From 1998 to October 2005, Van Heijningen was coordinator of the XminY Solidarity Fund. In this capacity he was involved in the action group Keer het Tij (Turn the Tide), in campaigns for peace in Afghanistan and Iraq with the action group Platform tegen de Nieuwe Oorlog (Platform against the New War), and with the foundation Stop de Uitverkoop van de Beschaving (Stop the Sell-off of Civilisation). He was joint initiator of ATTAC Nederland, which was for several years an active participant in the movement against neoliberal globalisation. It was during this period that he joined the SP, standing as the 13th placed candidate on the party’s list for the parliamentary elections of 2003. Following a disappointing result which saw him fail to be elected, Van Heijningen joined the SP’s parliamentary staff as an advisor on foreign policy. In his capacity as founder of the Comité Grondwet Nee (Committee for a No to the Constitution), in the referendum of 2005 he played a significant role in the successful campaign against the European Constitution. Later that month, on 20 June 2005, Van Heijningen, at the 13th Congress of the SP, was elected party secretary, with responsibility for everything which affects the party’s organisation.

== ‘Pies and firearms’ ==
On 23 August 2003, the journalists Peter Siebelt and Martijn Koolhoven suggested in the Dutch national newspaper De Telegraaf, under the headline "SP'er betaalde taartactie tegen Pim" ("SP member paid for pie demonstration against Pim") that Van Heijningen had financed the bombardment with pies of Pim Fortuyn on 14 March 2002, about a month and a half before the populist right-wing leader was murdered.
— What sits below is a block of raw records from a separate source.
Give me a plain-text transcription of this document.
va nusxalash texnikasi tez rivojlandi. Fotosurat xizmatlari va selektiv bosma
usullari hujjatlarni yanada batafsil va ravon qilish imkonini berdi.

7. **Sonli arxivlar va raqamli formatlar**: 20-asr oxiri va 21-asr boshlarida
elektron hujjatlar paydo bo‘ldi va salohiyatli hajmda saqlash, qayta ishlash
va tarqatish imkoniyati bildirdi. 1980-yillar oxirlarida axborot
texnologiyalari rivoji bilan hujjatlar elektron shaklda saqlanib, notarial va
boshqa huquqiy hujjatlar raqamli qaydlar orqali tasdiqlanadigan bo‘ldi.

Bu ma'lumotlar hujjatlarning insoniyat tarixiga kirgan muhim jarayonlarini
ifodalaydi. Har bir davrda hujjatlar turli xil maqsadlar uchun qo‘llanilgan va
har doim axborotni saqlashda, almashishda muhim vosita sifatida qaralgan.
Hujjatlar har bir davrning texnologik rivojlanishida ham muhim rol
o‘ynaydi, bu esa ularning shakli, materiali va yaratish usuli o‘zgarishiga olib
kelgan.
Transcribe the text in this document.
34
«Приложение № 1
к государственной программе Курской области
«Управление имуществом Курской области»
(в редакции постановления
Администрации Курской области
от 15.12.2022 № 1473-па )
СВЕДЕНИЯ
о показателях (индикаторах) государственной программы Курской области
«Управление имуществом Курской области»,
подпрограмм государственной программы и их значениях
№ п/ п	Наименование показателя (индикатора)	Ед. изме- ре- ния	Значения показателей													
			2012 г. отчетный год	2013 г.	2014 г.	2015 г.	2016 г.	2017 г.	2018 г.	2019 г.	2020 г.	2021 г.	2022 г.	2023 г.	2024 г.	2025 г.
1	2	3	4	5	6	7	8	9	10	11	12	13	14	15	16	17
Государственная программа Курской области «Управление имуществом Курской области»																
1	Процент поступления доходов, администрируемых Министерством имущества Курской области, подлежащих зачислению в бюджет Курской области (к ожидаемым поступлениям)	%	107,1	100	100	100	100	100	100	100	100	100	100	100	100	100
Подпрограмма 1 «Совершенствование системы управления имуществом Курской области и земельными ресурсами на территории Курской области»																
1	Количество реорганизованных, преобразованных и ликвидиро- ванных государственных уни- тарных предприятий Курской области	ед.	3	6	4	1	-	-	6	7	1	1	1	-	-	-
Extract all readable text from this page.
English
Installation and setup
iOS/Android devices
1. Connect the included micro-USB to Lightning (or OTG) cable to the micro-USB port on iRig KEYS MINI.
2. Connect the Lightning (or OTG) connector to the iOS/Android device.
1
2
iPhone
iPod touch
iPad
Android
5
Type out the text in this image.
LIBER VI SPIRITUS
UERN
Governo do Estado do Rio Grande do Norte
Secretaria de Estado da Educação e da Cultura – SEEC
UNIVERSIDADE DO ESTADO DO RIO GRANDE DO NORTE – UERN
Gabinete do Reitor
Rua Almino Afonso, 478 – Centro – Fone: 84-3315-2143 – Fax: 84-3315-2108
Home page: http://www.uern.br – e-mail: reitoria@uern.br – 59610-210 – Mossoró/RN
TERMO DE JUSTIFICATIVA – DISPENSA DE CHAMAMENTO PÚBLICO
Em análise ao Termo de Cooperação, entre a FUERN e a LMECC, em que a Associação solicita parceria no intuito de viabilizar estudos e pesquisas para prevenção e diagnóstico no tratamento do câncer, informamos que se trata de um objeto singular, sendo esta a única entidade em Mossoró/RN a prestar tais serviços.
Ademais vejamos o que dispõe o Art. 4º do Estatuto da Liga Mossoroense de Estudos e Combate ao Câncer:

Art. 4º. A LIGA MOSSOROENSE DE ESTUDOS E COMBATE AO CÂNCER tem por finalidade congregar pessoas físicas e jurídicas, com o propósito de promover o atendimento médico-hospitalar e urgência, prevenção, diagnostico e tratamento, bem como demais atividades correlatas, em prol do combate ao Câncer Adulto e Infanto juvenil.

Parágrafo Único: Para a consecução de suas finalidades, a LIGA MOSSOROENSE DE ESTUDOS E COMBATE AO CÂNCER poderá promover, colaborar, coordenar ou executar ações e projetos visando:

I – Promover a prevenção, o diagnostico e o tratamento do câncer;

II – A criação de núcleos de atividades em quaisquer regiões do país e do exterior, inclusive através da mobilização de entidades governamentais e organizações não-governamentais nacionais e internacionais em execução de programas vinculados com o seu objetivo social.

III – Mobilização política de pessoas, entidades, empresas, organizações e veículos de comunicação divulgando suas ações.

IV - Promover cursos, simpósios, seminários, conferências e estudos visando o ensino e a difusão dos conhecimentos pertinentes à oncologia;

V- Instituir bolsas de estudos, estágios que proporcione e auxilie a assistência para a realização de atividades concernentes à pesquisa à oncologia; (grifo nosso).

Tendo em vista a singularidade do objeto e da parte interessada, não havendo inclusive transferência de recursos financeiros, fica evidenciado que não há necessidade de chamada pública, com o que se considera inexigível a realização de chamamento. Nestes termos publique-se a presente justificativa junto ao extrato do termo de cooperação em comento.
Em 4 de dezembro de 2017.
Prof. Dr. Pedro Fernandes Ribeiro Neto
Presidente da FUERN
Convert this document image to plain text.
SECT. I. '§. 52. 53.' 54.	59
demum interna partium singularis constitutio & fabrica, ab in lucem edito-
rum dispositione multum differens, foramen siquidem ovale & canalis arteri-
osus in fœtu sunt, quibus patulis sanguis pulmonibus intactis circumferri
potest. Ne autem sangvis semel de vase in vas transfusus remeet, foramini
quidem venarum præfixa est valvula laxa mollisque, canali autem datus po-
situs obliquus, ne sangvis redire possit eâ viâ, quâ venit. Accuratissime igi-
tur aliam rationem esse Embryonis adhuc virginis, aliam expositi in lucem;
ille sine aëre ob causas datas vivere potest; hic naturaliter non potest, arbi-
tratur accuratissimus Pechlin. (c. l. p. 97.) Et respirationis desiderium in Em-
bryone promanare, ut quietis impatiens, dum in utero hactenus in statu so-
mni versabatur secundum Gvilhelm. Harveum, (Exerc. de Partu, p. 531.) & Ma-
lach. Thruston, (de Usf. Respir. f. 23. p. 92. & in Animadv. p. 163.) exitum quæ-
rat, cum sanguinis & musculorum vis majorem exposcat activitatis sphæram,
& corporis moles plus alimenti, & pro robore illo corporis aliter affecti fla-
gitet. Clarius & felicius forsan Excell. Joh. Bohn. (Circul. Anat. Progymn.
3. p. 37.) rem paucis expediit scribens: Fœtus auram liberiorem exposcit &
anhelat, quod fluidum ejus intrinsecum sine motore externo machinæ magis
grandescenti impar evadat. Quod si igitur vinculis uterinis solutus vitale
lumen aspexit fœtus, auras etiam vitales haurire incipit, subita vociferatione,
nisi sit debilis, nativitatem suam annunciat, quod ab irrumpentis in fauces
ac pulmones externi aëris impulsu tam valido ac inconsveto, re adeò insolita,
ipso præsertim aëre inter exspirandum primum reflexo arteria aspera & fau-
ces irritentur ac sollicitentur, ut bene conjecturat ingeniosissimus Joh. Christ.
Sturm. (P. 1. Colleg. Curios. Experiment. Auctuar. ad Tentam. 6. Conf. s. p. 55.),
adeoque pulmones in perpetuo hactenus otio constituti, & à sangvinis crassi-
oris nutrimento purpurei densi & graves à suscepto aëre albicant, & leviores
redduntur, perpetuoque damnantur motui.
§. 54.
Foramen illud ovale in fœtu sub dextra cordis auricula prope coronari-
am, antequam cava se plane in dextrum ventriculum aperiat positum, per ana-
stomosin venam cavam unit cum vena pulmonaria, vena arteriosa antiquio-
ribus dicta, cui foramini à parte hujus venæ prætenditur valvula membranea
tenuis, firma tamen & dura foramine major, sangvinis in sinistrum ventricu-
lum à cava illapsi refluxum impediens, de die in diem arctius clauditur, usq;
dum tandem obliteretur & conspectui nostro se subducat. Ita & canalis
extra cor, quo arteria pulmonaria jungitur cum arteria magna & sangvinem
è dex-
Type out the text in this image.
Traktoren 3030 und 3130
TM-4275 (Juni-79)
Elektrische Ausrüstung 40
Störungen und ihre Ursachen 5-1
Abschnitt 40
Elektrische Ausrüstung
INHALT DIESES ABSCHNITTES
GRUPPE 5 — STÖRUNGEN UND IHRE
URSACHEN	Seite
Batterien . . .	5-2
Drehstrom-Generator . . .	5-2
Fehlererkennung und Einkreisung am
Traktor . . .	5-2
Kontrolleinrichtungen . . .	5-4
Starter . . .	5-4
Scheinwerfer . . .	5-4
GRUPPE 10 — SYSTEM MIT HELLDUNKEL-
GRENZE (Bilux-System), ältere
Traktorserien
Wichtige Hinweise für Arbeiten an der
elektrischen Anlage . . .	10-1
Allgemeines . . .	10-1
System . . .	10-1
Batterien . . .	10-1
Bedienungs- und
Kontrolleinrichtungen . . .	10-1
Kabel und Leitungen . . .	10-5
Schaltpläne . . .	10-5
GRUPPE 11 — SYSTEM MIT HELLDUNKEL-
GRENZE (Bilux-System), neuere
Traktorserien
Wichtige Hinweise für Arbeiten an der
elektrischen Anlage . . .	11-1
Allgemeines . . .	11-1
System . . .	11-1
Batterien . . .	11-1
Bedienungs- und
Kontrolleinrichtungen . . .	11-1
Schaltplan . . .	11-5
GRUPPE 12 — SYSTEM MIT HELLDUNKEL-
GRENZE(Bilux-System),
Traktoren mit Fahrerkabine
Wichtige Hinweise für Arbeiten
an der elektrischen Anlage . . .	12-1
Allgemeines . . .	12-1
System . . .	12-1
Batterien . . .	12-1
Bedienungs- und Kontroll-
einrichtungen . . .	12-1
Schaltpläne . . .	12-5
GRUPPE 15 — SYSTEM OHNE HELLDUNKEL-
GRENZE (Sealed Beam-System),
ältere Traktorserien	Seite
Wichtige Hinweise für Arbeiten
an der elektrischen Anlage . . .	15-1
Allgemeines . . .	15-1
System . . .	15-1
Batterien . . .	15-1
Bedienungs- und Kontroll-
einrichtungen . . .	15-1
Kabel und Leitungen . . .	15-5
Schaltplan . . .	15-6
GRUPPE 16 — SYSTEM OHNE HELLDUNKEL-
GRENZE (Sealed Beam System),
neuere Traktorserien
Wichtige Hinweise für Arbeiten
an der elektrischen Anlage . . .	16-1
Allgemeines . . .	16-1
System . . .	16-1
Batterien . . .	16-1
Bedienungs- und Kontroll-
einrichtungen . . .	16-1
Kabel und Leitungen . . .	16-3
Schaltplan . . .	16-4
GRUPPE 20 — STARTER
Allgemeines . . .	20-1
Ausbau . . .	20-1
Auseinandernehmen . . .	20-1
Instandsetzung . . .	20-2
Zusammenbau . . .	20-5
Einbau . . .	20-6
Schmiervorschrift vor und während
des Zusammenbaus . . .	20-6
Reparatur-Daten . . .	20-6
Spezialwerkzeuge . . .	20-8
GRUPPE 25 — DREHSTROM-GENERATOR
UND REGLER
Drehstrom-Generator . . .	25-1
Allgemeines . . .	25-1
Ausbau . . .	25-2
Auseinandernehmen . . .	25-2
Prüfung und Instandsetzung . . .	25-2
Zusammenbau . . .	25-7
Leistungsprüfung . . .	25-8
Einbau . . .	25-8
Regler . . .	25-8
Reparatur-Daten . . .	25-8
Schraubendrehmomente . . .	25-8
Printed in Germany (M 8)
As coordinator of XminY he would have been responsible for paying a subsidy of €450 to a Give-away shop in Hoenderloo. Later, two people who worked for the organisation which ran the shop were arrested in connection with the "pie-ing" of Fortuyn. In December 2003, following a complaint from Van Heijningen, the Raad voor de Journalistiek (Journalism Council), the body responsible for upholding journalistic standards in the Netherlands, issued the following ruling: 'This report represents such a stain on the (character of) the complainants (Van Heijningen and the SP - ed.) that it should not have been published without a proper factual basis. Since any such basis is lacking, the defendants have, with the publication of this headline, overstepped the bounds.’ De Telegraaf ignored requests for rectification.

From the pen of publicist Peter Siebelt and De Telegraaf journalists Martijn Koolhoven and Joost de Haas, numerous articles have appeared over the years in which Van Heijningen has been linked with the [extreme left] movement in the Netherlands and the armed struggle in Nicaragua. During his time in Nicaragua Van Heijningen would have borne arms, including a Kalashnikov, supplied to him by the Sandinistas. By his own account, however, he never took part in armed actions against the Contras. Boudewijn Geels of the national newspaper HP/De Tijd, who carried out intensive research among Dutch citizens who have spent time in Nicaragua, came in the weekly edition of 12 September 2008 to the conclusion that there was no ‘smoking gun’.

== Publications ==
Hans van Heijningen has published a large number of books (in Dutch and Spanish). Unfortunately, only one is available (including free of charge as a pdf ) in English. Sniffing Glue; living in dead-end street, Tesis-Association, Managua-Nicaragua, 1999.